The reason for the slaughtering program was concerns, given that the birds have been defecating on the grounds, the newspaper reported. But he group GooseWatch NYC joind City Council candidate John Mancuso Wednesday to argue that concerns about the birds' droppings are vastly overblown.

"It's a scare tactic that some people buy into by thinking that if there's poop, people might somehow ingest it," GooseWatch NYC founder David Karopkin told 1010 WINS. "I mean, really, unless you're playing on the ground and putting it in your mouth – and even then, it's a very small chance that somebody would get sick. And we have all kinds of information that biologists have been refuting these claims for years."

GooseWatch NYC said the situation on Staten Island is all too familiar, since in 2010, Brooklyn residents were shocked when more than 300 geese were taken away and slaughtered in Prospect Park.

Karopkin said despite claims to the contrary, bird feces can be good for the environment.

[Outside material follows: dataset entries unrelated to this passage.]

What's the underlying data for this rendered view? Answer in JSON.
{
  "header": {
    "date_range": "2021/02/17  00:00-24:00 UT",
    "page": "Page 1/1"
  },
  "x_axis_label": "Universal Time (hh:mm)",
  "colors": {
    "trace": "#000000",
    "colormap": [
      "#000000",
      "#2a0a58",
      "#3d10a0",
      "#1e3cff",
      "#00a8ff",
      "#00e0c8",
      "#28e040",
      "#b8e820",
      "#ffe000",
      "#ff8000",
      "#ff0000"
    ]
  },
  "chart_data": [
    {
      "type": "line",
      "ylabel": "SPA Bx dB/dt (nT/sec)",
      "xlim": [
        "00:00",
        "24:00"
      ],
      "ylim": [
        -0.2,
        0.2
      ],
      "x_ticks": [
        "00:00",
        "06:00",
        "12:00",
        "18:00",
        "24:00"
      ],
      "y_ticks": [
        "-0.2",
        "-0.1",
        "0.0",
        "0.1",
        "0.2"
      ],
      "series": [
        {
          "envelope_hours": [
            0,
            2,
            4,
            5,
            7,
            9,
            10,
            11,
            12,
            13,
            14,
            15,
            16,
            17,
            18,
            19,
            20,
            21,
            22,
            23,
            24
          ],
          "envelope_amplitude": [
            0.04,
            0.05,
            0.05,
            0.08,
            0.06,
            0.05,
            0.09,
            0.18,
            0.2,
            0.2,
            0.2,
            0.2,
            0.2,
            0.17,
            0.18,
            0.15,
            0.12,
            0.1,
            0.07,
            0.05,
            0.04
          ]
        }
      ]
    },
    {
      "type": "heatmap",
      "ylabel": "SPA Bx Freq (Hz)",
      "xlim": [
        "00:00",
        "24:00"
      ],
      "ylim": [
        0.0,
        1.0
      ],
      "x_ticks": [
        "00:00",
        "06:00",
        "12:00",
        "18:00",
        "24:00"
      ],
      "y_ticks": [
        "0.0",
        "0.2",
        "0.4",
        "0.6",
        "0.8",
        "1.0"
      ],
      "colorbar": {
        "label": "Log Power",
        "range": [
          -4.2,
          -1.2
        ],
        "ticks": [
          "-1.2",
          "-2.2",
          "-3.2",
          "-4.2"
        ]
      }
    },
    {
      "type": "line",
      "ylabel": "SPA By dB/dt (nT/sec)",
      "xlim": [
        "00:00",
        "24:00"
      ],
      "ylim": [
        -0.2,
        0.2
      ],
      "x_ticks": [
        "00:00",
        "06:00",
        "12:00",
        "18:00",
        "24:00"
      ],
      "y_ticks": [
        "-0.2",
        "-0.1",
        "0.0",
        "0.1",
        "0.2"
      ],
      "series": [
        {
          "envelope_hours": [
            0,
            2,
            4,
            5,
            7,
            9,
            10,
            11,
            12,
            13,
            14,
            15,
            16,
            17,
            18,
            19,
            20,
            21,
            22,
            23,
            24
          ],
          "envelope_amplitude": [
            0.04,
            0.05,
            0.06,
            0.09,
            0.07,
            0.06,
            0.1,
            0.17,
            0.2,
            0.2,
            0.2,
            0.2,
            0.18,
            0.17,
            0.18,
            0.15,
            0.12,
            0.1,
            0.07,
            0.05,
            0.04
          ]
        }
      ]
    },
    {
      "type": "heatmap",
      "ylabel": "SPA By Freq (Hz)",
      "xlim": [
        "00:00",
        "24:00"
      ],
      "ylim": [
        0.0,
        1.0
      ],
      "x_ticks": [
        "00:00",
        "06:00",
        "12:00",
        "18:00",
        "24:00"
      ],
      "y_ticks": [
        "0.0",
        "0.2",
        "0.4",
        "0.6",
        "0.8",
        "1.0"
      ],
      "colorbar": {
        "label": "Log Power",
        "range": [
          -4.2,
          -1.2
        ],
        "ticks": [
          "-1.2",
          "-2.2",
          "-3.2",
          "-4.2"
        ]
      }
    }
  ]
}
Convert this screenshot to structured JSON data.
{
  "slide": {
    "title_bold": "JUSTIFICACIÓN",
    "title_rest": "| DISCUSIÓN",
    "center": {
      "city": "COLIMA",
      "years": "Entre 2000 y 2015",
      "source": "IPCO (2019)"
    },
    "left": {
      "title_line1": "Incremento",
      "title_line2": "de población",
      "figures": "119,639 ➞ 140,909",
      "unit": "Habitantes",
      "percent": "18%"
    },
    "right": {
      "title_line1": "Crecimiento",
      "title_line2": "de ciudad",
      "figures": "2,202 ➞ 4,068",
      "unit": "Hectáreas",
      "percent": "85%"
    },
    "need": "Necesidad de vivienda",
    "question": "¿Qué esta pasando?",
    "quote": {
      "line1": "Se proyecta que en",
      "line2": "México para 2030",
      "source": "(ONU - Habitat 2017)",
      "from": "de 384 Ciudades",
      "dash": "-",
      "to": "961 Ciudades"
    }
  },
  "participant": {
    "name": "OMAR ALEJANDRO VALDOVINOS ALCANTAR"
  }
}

"Goose poop has also been – studies show that it's good for the grass; that it oxygenates it, and that it's a good fertilizer," he said. "So yes, it's part of nature, and at the end of the day, we're going to have to figure out how to coexist with the wild animals that live in our urban environment. We can't kill our way out of those problems over and over again."

The USDA argued that the turkeys could not be relocated, since the flock contains some hybrid turkeys, the newspaper reported.